Tuesday 25 May 2010

Primer - Confusing but rewarding

After the dismality of Iron Man 2 on Wednesday, on Thursday last week I watched a film that was billed as being about physics - how could I possibly go wrong? Primer is a story about a pair of amateur scientists who are trying to create something - anything - new in their garage in their spare time that they'll one day be able to patent and get rich on. The film opens with a few scene of them chatting with their scientist mates, discussing in reasonable technical detail what they're doing, trying to do and how to achieve it.

This inconspicuous start to the film made it intriguing and placed it importantly in the realms of reality. When our protagonists begin to build a machine of unknown properties that runs without battery power and they are unable to look inside, the story begins to come together slowly and mysteriously. Eventually they realise that they have created a machine that allows a user to travel back in time to the moment that the machine was turned on - ladies and gentlemen: we have a time travel film!

This is no 'Hot Tub Time Machine' though, this is a serious film about the causal and scientific implications of real time travel. Upon first trying the machine, the scientists concoct a series of schemes and ruses to ensure that they cannot interact with or be affected by anything that happened during the day they choose to relive. Soon though, they are unable to keep up with the paradoxes that they may or may not be creating. They begin to experience events that have been caused by future events they will never know - since their own present has now been changed - and begin to experience unknown physical lapses from their continual use of the machine.

The film becomes a paradoxical and logical minefield in the final 20 minutes, as there are revelations about the timeline that we - the viewer - have experienced and the relation of the main characters to it. My viewing experience was not helped by the LoveFilm DVD skipping several 30 second chunks of exposition - ably filled-in by this essay (pdf) on the meaning of the film.

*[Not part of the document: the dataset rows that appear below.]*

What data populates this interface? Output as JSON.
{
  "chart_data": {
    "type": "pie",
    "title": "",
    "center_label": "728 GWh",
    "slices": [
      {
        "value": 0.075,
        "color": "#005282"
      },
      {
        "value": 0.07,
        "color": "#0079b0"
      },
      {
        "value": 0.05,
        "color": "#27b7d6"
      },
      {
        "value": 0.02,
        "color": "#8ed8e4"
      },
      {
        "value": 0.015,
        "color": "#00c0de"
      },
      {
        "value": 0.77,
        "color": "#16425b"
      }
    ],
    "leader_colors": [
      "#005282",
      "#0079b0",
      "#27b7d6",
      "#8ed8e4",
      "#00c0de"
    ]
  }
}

I've found numerous websites online that claim to explain the timeline of the movie, most consist of huge diagrams with arrows pointing all over the place. You have been warned!

You might think that a film requiring an essay to understand isn't really for you, and I fully sympathise. The film doesn't appear to have been written with the intention of being understandable by - well - anyone. But it is a mystery film above all else, and the best mysteries leave you asking plenty of questions at the end.